Он промолчал, не замечая моего юмора. Мне показалось даже, что он к чему-то готовится. Так и есть, усы его зашевелились еще сильнее, а голова затряслась, он резко шагнул ко мне и перекрестил меня:
- Спаси вас Господи и сохрани! И сподоби найти слово сильное и крепкое, чтоб защитить мое имущество и возместить все пропажи. И пусть не обойдет вас удача и добрые люди.
Он наклонился ко мне, как к ребенку, и поцеловал в голову. Я немного удивился, но скоро пришел в себя. Мой гость собирался. В ногах у него путался и пищал котенок, он поднял его и посадил на плечо. Рыжик сразу успокоился.
- А теперь прощайте, коллега. Мы отплываем... - Это были его последние слова в моем доме. Сказав их, он направился к двери.
Я его не задерживал. Я слышал, как он осторожно, как бы крадучись спускался с крыльца, а потом его ботинки прошаркали по ограде. И снова Дозор не вышел из конуры и не залаял. А почему не залаял - это тайна, которую мне уже не разгадать никогда...

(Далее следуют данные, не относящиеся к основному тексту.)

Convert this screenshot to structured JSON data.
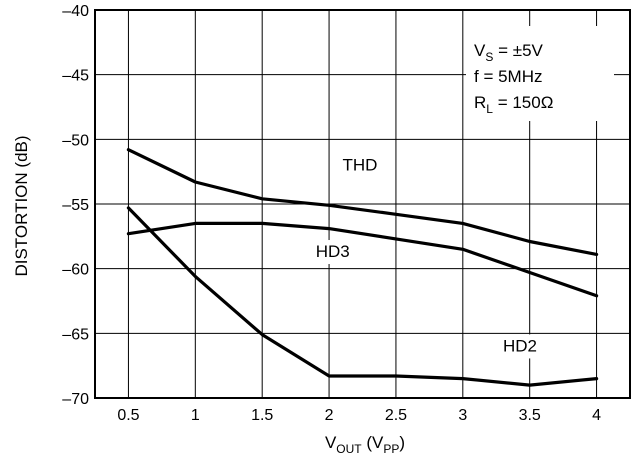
{
  "chart_data": {
    "type": "line",
    "title": "",
    "xlabel": {
      "main": "V",
      "sub": "OUT",
      "unit_main": " (V",
      "unit_sub": "PP",
      "unit_close": ")"
    },
    "ylabel": "DISTORTION (dB)",
    "xlim": [
      0.25,
      4.25
    ],
    "ylim": [
      -70,
      -40
    ],
    "xticks": [
      0.5,
      1,
      1.5,
      2,
      2.5,
      3,
      3.5,
      4
    ],
    "xtick_labels": [
      "0.5",
      "1",
      "1.5",
      "2",
      "2.5",
      "3",
      "3.5",
      "4"
    ],
    "yticks": [
      -70,
      -65,
      -60,
      -55,
      -50,
      -45,
      -40
    ],
    "ytick_labels": [
      "–70",
      "–65",
      "–60",
      "–55",
      "–50",
      "–45",
      "–40"
    ],
    "grid": true,
    "legend": "none",
    "conditions": {
      "vs": {
        "main": "V",
        "sub": "S",
        "rest": " = ±5V"
      },
      "f": "f = 5MHz",
      "rl": {
        "main": "R",
        "sub": "L",
        "rest": " = 150Ω"
      }
    },
    "series": [
      {
        "name": "THD",
        "x": [
          0.5,
          1,
          1.5,
          2,
          2.5,
          3,
          3.5,
          4
        ],
        "y": [
          -50.8,
          -53.3,
          -54.6,
          -55.1,
          -55.8,
          -56.5,
          -57.9,
          -58.9
        ]
      },
      {
        "name": "HD3",
        "x": [
          0.5,
          1,
          1.5,
          2,
          2.5,
          3,
          3.5,
          4
        ],
        "y": [
          -57.3,
          -56.5,
          -56.5,
          -56.9,
          -57.7,
          -58.5,
          -60.3,
          -62.1
        ]
      },
      {
        "name": "HD2",
        "x": [
          0.5,
          1,
          1.5,
          2,
          2.5,
          3,
          3.5,
          4
        ],
        "y": [
          -55.3,
          -60.6,
          -65.1,
          -68.3,
          -68.3,
          -68.5,
          -69.0,
          -68.5
        ]
      }
    ]
  }
}
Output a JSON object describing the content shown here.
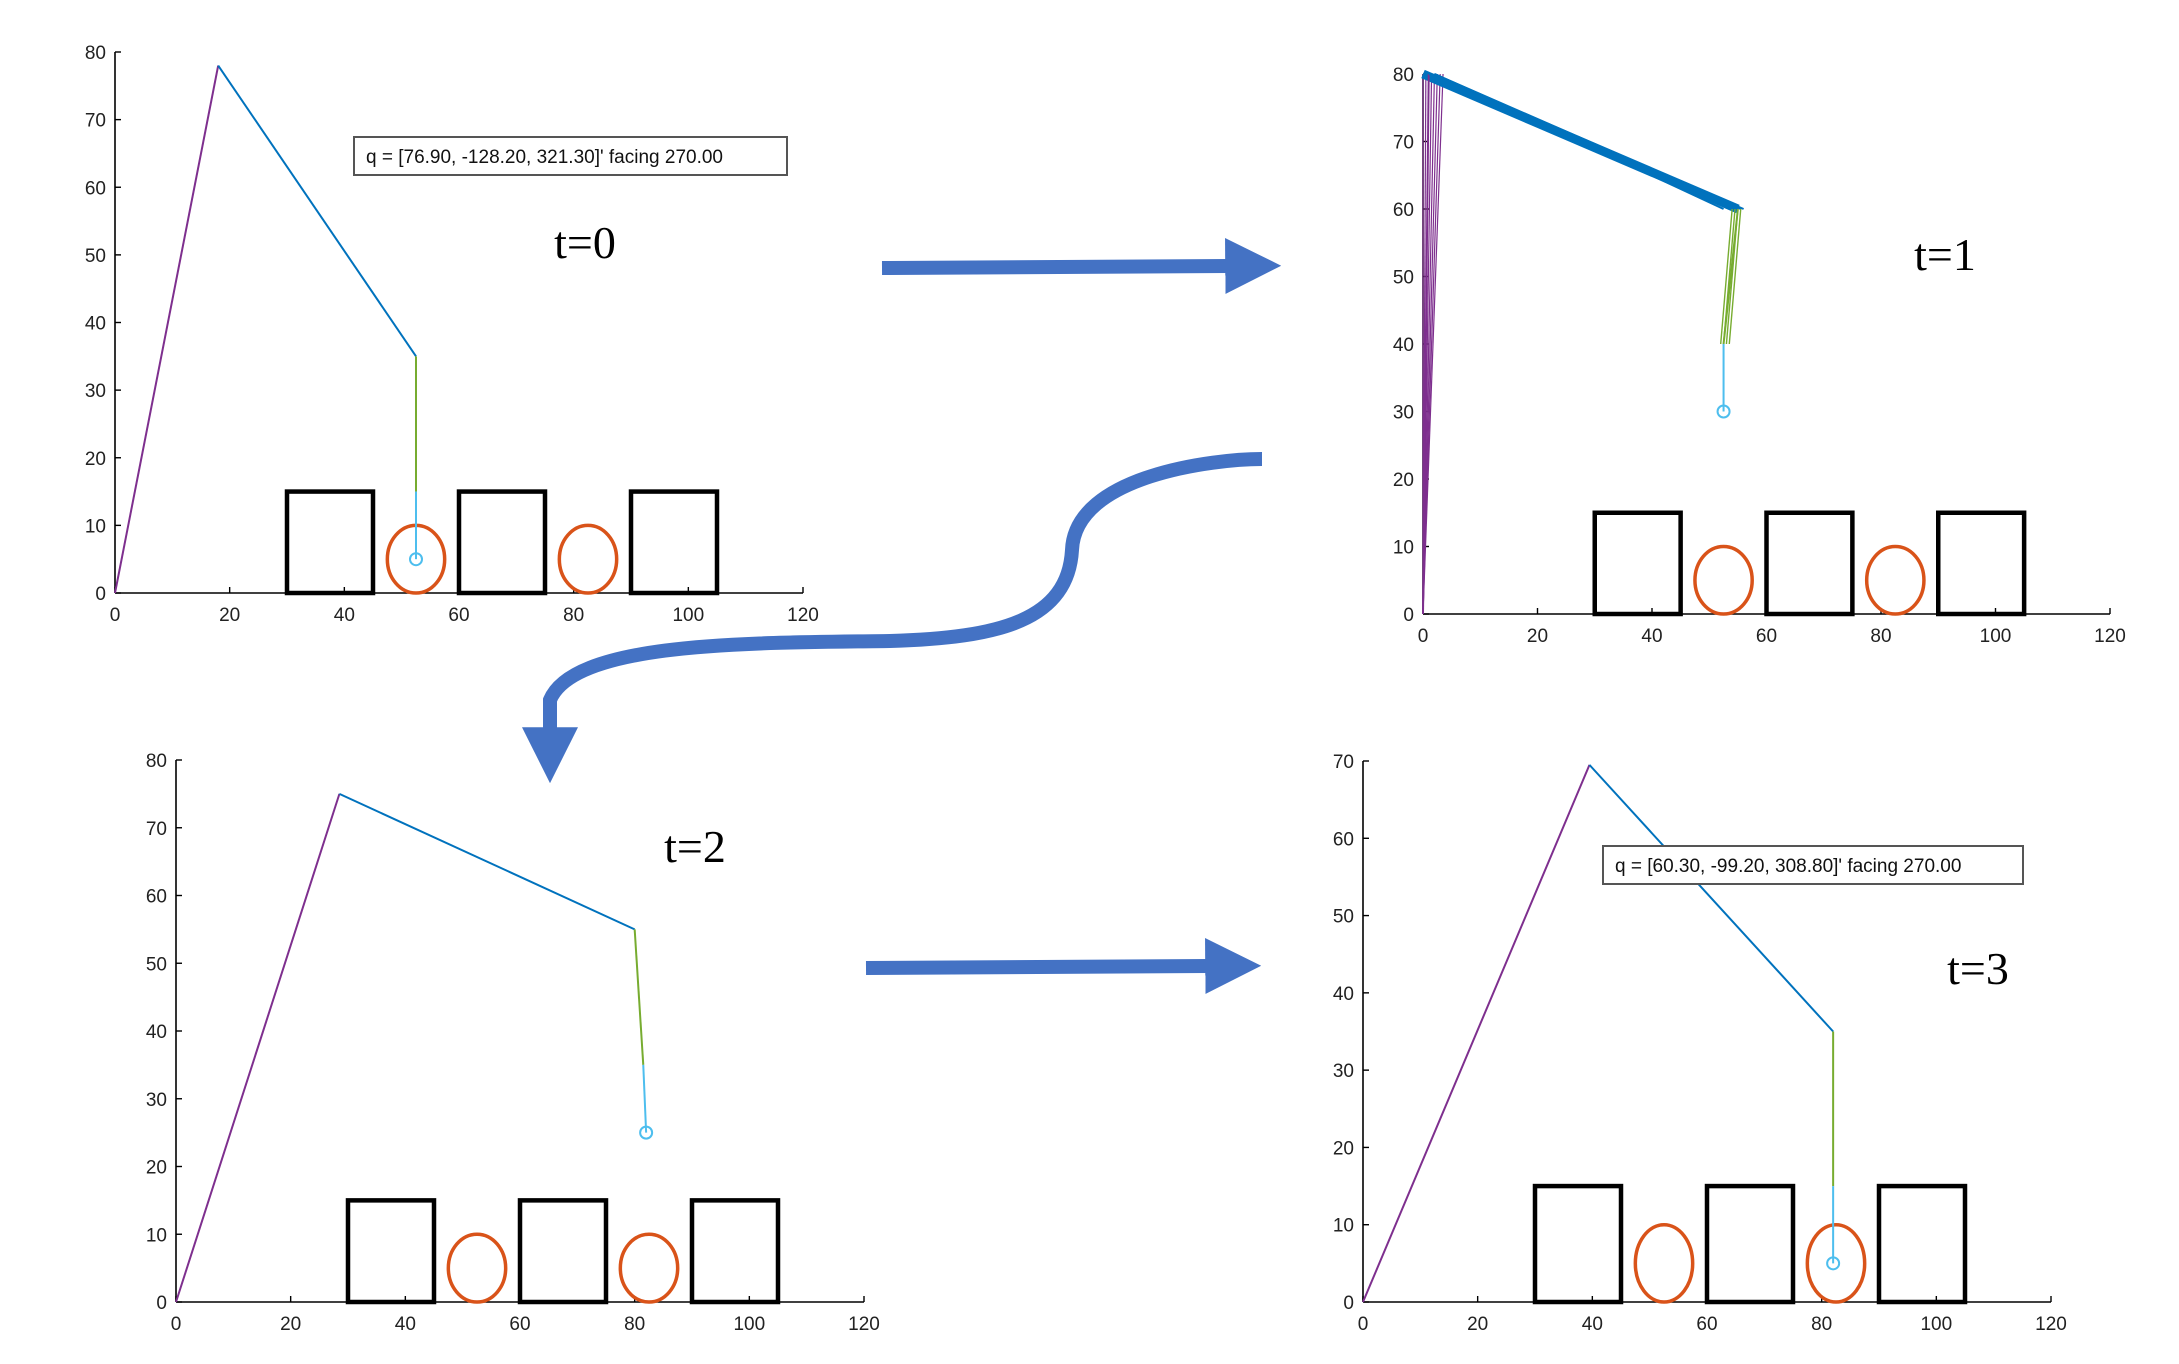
{
  "figure": {
    "arrow_color": "#4472C4",
    "colors": {
      "link1": "#7E2F8E",
      "link2": "#0072BD",
      "link3": "#77AC30",
      "effector": "#4DBEEE",
      "box": "#000000",
      "circle": "#D95319",
      "axis": "#000000"
    }
  },
  "panels": [
    {
      "id": "t0",
      "time_label": "t=0",
      "query_text": "q = [76.90, -128.20, 321.30]' facing 270.00",
      "xlim": [
        0,
        120
      ],
      "ylim": [
        0,
        80
      ],
      "xticks": [
        0,
        20,
        40,
        60,
        80,
        100,
        120
      ],
      "yticks": [
        0,
        10,
        20,
        30,
        40,
        50,
        60,
        70,
        80
      ],
      "joints": [
        [
          0,
          0
        ],
        [
          18,
          78
        ],
        [
          52.5,
          35
        ],
        [
          52.5,
          15
        ],
        [
          52.5,
          5
        ]
      ],
      "boxes": [
        [
          30,
          45,
          0,
          15
        ],
        [
          60,
          75,
          0,
          15
        ],
        [
          90,
          105,
          0,
          15
        ]
      ],
      "circles": [
        [
          52.5,
          5,
          5,
          5
        ],
        [
          82.5,
          5,
          5,
          5
        ]
      ]
    },
    {
      "id": "t1",
      "time_label": "t=1",
      "xlim": [
        0,
        120
      ],
      "ylim": [
        0,
        80
      ],
      "xticks": [
        0,
        20,
        40,
        60,
        80,
        100,
        120
      ],
      "yticks": [
        0,
        10,
        20,
        30,
        40,
        50,
        60,
        70,
        80
      ],
      "joints": [
        [
          0,
          0
        ],
        [
          1,
          80
        ],
        [
          55,
          60
        ],
        [
          52.5,
          40
        ],
        [
          52.5,
          30
        ]
      ],
      "trail_link1_tops": [
        0,
        0.5,
        1,
        1.5,
        2,
        2.5,
        3,
        3.5
      ],
      "trail_link2_ends": [
        [
          52.5,
          60
        ],
        [
          53.5,
          60
        ],
        [
          54.5,
          60
        ],
        [
          55.5,
          60
        ],
        [
          56,
          60
        ]
      ],
      "trail_link3_ends": [
        52,
        52.5,
        53,
        53.5
      ],
      "boxes": [
        [
          30,
          45,
          0,
          15
        ],
        [
          60,
          75,
          0,
          15
        ],
        [
          90,
          105,
          0,
          15
        ]
      ],
      "circles": [
        [
          52.5,
          5,
          5,
          5
        ],
        [
          82.5,
          5,
          5,
          5
        ]
      ]
    },
    {
      "id": "t2",
      "time_label": "t=2",
      "xlim": [
        0,
        120
      ],
      "ylim": [
        0,
        80
      ],
      "xticks": [
        0,
        20,
        40,
        60,
        80,
        100,
        120
      ],
      "yticks": [
        0,
        10,
        20,
        30,
        40,
        50,
        60,
        70,
        80
      ],
      "joints": [
        [
          0,
          0
        ],
        [
          28.5,
          75
        ],
        [
          80,
          55
        ],
        [
          81.5,
          35
        ],
        [
          82,
          25
        ]
      ],
      "boxes": [
        [
          30,
          45,
          0,
          15
        ],
        [
          60,
          75,
          0,
          15
        ],
        [
          90,
          105,
          0,
          15
        ]
      ],
      "circles": [
        [
          52.5,
          5,
          5,
          5
        ],
        [
          82.5,
          5,
          5,
          5
        ]
      ]
    },
    {
      "id": "t3",
      "time_label": "t=3",
      "query_text": "q = [60.30, -99.20, 308.80]' facing 270.00",
      "xlim": [
        0,
        120
      ],
      "ylim": [
        0,
        70
      ],
      "xticks": [
        0,
        20,
        40,
        60,
        80,
        100,
        120
      ],
      "yticks": [
        0,
        10,
        20,
        30,
        40,
        50,
        60,
        70
      ],
      "joints": [
        [
          0,
          0
        ],
        [
          39.5,
          69.5
        ],
        [
          82,
          35
        ],
        [
          82,
          15
        ],
        [
          82,
          5
        ]
      ],
      "boxes": [
        [
          30,
          45,
          0,
          15
        ],
        [
          60,
          75,
          0,
          15
        ],
        [
          90,
          105,
          0,
          15
        ]
      ],
      "circles": [
        [
          52.5,
          5,
          5,
          5
        ],
        [
          82.5,
          5,
          5,
          5
        ]
      ]
    }
  ]
}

А через час я и сам вышел на улицу и бесцельно пошел по деревне. Улица была пустая, как будто все вымерло. Август, а парит, как в Сахаре. Наконец на самом краю деревни я увидел человека. Это была моя соседка тетя Гутя. Она как-то отстраненно взглянула на меня, покачала головой и даже не поздоровалась. Странно, даже забавно. Обычно всегда, встречаясь со мной, она что-то выспрашивала, рассказывала, а теперь замкнулась, не подошла. А может, она шла сейчас с кладбища? она часто туда ходит, на могилку к сестре. Вот и сегодня, видно, была там и сейчас загрустила, задумалась... Я поднялся на высокий пригорок и повернулся направо - там вдали белели березы, а между ними темнели кресты. Я смотрел на кресты, а мои губы что-то шептали. А что шептали - не знал я, не понимал, точно это не я стоял сейчас на пригорке, а кто-то другой, незнакомый, чужой человек. А потом в душе поднялась вина. Но почему? Отчего? А вина поднималась все выше и выше, и вот уже встала в горле, как наказание. И сразу голос возник, знакомый до боли, до спазмы: "Ты могилку-то разыскал деда Василия?.. ну что молчишь, разыскал?.." Но сразу же пропал этот голос, как будто приснился. И я двинулся дальше.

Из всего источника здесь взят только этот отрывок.